I need to think about what you said…comment later :)
I don’t think I agree. The outcome of someone’s education is hard to predict. Every job in the world actually serves a purpose, and is probably a public good of some sort. Even if you’re the CEO of a Fortune 500 company, you’re still providing goods that people want (not necessarily need – although the line between wants and needs is very murky).
If the only indicator of whether one’s education should be funded is the potential of how much you would earn once you graduate, then that also excludes a lot of disciplines in public services.

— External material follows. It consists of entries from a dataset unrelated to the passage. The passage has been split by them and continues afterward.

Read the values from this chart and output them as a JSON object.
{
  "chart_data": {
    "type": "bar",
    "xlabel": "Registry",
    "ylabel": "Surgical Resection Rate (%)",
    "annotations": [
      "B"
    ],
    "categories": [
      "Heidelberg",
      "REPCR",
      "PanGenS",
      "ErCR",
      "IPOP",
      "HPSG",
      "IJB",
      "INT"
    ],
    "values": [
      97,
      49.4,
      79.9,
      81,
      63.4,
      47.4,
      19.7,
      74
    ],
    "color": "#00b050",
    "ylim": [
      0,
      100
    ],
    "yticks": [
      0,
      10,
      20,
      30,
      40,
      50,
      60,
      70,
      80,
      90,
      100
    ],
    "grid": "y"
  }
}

Doctors for example. Doctors definitely provide a public good. Yet, they rarely get any scholarships. I think it’s a shame. Currently, becoming a doctor means you have to come from at least a middle income family because of the high education costs. That excludes people who want to be doctors that come from a less privileged background, essentially baring entry to those who will probably bring different perspectives to the profession.

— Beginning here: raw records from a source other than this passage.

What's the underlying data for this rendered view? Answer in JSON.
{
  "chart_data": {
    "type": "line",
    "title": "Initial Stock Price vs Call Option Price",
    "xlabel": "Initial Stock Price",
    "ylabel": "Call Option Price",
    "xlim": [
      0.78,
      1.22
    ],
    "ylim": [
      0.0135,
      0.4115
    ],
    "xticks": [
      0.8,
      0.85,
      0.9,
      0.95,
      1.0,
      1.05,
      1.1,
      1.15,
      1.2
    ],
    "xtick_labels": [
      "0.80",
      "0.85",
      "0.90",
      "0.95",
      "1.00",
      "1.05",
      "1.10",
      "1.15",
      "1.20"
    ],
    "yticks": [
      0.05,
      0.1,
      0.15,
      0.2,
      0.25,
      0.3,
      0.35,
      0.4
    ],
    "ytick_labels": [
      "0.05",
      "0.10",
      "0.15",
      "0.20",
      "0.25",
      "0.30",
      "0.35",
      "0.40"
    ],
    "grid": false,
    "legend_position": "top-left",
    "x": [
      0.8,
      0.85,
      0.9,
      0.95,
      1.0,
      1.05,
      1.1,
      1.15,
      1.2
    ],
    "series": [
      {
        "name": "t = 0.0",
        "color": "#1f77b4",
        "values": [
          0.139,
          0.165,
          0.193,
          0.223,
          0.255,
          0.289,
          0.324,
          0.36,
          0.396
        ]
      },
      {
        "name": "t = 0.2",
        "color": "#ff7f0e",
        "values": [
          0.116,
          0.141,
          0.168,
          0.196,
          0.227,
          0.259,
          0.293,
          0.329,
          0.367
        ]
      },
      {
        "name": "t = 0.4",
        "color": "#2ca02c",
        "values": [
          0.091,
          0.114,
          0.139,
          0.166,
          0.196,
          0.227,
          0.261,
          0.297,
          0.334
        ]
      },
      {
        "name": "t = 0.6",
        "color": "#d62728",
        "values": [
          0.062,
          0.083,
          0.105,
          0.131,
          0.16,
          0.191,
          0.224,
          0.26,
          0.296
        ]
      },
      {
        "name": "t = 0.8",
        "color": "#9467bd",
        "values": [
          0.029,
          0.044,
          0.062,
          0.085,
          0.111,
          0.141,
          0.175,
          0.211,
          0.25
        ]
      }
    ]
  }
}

I still think education for individuals should be funded on the potential of that individual to significantly contribute to that discipline or the student life of the institution.

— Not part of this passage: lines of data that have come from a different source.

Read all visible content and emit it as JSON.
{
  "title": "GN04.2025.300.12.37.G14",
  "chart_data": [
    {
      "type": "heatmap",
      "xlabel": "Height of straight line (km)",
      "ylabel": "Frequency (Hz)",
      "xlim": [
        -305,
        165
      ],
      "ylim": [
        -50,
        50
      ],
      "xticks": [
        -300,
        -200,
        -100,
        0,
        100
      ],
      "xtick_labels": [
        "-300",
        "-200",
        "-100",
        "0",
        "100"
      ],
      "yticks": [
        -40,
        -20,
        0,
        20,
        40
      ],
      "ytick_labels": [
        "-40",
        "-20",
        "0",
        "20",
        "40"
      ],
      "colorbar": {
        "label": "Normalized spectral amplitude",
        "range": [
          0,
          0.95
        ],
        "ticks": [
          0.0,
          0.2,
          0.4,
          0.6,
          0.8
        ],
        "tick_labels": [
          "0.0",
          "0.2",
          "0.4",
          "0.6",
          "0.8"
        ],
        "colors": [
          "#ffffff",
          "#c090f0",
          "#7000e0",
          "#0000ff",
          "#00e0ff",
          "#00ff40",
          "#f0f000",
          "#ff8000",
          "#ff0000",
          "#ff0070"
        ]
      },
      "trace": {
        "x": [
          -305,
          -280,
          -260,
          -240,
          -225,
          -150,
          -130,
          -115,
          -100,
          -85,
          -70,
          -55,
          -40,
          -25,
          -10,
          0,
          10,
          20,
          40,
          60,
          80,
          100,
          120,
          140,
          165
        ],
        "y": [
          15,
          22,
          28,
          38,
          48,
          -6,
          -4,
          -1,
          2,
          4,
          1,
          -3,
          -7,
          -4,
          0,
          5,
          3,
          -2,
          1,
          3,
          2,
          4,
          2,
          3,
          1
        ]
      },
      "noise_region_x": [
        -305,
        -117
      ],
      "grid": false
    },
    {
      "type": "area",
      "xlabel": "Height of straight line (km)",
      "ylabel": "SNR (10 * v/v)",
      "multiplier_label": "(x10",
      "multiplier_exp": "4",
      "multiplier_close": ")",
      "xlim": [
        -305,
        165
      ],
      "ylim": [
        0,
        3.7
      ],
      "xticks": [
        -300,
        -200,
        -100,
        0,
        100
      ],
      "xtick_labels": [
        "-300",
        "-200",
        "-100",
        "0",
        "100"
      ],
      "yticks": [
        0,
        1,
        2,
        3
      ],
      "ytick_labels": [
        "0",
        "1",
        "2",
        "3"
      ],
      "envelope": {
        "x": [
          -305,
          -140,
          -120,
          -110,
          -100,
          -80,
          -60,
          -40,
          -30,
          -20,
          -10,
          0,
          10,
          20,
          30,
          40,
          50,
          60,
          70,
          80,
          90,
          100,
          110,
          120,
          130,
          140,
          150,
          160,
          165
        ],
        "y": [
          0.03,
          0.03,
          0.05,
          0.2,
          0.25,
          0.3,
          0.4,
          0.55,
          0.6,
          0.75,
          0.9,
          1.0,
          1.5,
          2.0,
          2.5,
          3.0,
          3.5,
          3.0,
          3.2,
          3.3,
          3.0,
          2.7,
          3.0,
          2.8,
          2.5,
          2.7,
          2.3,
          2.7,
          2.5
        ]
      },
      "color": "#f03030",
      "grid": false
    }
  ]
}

Actually, I’ll retract my earlier statement for the simple reason that it actually doesn’t serve the purpose it’s intended to. I originally proposed it to either increase the number of scholarships or divert scholarships to more deserving areas. My proposal does neither: it doesn’t increase the number of scholarships because there’s no mechanism for it. It doesn’t divert scholarships to more deserving areas. It doesn’t affect middle-class to rich people (since they’d pick the field in whicih they’d eventually earn more money anyway). They’d, as you say, shoehorn poor people to certain types of jobs. They WOULD help poor people that WANTED to go into resource management, but there are better ways to do it.
As for your doctors comment, I agree. Canada has tons of scholarships for research initiatives, but I don’t know if it has any for professional schools, which I’d argue require (and get) far more people than research does.
New Proposal: if we have to do this zero sum, we start taxing scholarships again. It’s currently the case that all research scholarships are untaxed. This is ridiculous – NSERC CGS recipients get $35,000 a year, and Vanier CGS recipients get $50,000 a year! Taxing these doesn’t really reduce the standard of living of PhD students unless they were looking to rent a house. (You could put in provisions to make it tax-free for people with multiple dependents, but that’s already in the tax laws.) Meanwhile, it frees up ~15% of funds to start new professional degree scholarships.
15% isn’t a lot, and I honestly think there should be more research scholarships. I also think we shouldn’t be thinking zero-sum. Ideally, we’d stop cutting corporate taxes and buying overpriced fighter jets, but oh well.
But aren’t scholarships deemed the lowest amount someone can reasonably live on already? If you also tax them…
I think the government should just have more scholarships that are awarded better. If they government really cares about the future of our human resources, they should fund more education for those who need it.